Making matters even worse, these vulnerable repetitive loss properties are not all located along the coast in the CAFRA zone. See the map above and note that the majority are inland and at risk from river flooding, not coastal flooding.

Which takes me to my testimony on the bill.

CAFRA is not the only state law that allows and encourages rebuilding of flood and storm damaged property.

The Flood Hazard Area Control Act, which protects against river flood risks, contains a permit exemption very similar to CAFRA.

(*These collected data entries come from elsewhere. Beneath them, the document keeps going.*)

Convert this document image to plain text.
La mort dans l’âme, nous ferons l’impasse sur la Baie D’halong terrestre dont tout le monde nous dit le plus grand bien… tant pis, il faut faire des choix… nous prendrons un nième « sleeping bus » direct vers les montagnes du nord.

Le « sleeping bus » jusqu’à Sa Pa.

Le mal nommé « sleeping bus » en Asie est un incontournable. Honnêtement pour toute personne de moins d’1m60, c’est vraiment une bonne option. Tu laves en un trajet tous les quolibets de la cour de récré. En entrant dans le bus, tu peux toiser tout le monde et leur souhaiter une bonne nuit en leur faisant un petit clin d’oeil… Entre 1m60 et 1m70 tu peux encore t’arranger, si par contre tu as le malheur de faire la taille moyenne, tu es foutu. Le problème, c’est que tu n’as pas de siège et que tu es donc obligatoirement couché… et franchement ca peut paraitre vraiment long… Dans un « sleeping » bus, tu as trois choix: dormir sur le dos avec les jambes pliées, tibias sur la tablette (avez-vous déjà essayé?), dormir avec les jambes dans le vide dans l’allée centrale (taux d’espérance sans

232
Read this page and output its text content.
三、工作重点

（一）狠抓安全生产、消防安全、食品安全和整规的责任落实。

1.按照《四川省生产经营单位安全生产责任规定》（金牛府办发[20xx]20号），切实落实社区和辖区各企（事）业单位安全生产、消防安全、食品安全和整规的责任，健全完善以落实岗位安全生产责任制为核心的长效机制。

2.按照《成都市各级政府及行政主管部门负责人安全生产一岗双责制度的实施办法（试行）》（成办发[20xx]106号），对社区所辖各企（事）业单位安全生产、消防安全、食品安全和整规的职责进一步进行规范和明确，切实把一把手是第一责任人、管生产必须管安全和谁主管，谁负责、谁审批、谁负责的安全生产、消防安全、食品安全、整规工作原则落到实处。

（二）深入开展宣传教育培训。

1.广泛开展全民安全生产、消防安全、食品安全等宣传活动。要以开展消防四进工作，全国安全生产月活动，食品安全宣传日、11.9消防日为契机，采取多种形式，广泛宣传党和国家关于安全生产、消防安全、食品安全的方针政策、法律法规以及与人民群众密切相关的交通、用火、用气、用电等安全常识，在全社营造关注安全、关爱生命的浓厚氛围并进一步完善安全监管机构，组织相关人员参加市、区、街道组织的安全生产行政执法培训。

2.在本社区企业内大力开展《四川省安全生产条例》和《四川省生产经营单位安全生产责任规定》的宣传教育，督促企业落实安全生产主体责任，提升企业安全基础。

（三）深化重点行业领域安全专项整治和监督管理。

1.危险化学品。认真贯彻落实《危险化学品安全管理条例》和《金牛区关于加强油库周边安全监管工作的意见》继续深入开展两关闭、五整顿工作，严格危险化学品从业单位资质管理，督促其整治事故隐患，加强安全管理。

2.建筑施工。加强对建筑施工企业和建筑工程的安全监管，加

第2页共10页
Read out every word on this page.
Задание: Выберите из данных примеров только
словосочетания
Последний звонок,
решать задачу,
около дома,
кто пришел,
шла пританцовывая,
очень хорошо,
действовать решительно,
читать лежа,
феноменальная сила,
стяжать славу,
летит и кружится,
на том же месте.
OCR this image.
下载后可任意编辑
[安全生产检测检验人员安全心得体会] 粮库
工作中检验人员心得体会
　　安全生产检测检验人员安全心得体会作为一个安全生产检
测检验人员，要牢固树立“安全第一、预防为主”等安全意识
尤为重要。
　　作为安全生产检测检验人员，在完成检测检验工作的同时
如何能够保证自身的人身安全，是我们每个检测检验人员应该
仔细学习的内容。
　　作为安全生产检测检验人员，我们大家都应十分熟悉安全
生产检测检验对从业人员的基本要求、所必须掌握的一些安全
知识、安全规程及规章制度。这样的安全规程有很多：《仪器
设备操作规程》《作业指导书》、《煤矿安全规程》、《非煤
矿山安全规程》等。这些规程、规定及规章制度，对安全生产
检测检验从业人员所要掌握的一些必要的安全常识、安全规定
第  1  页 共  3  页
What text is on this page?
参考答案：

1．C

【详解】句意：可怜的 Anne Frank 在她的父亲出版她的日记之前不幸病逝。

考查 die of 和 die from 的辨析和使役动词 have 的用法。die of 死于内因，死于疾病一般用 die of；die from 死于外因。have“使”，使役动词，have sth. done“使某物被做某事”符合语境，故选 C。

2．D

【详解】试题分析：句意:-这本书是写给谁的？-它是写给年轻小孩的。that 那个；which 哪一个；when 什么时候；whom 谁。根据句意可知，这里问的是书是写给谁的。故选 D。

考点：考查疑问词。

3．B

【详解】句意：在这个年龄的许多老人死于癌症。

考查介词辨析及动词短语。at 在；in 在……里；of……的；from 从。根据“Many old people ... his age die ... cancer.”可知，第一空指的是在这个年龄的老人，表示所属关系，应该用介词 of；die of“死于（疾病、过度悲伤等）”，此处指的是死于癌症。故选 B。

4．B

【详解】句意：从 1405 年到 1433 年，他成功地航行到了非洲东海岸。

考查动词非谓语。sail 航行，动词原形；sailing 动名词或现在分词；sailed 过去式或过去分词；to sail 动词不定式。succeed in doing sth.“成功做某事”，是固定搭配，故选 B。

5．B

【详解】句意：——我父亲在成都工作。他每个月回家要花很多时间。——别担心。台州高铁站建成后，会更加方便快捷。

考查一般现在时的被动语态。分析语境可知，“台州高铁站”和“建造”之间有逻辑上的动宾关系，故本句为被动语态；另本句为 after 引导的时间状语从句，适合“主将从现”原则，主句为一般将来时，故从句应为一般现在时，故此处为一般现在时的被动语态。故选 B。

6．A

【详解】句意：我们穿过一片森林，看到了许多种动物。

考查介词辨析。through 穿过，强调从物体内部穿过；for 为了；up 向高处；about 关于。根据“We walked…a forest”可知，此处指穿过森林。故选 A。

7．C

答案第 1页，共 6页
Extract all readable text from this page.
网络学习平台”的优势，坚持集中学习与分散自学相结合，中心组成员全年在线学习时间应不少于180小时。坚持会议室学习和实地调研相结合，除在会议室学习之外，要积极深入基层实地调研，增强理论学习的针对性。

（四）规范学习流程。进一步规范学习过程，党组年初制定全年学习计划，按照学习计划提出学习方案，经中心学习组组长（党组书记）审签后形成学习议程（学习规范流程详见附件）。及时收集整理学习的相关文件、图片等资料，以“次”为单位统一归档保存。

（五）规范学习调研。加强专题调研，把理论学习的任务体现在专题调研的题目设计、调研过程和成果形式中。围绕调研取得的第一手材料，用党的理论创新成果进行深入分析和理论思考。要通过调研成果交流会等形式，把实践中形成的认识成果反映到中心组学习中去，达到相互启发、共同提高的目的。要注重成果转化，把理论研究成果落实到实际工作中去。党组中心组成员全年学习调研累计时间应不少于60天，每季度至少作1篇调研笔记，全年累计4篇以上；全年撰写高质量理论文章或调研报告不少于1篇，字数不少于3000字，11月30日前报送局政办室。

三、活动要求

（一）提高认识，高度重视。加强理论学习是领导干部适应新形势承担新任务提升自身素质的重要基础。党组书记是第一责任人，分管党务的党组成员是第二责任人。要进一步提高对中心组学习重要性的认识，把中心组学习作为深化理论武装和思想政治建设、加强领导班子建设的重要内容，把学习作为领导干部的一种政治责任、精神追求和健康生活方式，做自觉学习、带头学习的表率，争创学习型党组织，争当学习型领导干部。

58:16A-55.1. Repair or rebuilding of lawful preexisting structure within flood hazard area

No rule or regulation adopted pursuant to section 4 or 7 of P.L. 1972, c. 185 (C. 58:16A-55 or 58) shall prevent the repair or rebuilding within a flood hazard area of any lawful preexisting structure which was damaged by a flood or by any other means.

Homes that are damaged or destroyed  by river flooding may be rebuilt without having to secure a DEP flood hazard permit.

That makes little sense and contributes to the repetitive loss problem.

So, I requested that the bill be amended to make the proposed policy under CAFRA uniform across the state.

Why should the reconstruction of storm damaged properties along the coast be subject to CAFRA permit requirements, while the rebuilding of storm damaged  inland properties are exempt from permit requirements?

Chairman Smith stated that he had discussed my proposed amendment with the sponsor, Senator Barnes, and they agreed that it would significantly expand the scope and applicability of the bill.

Smith then stated that the CAFRA bill would apply to virtually no one – after which he summarily rejected my proposed amendment.

I call bullshit on that.

Why waste time passing a bill that would apply so narrowly and have very little impact on the problem?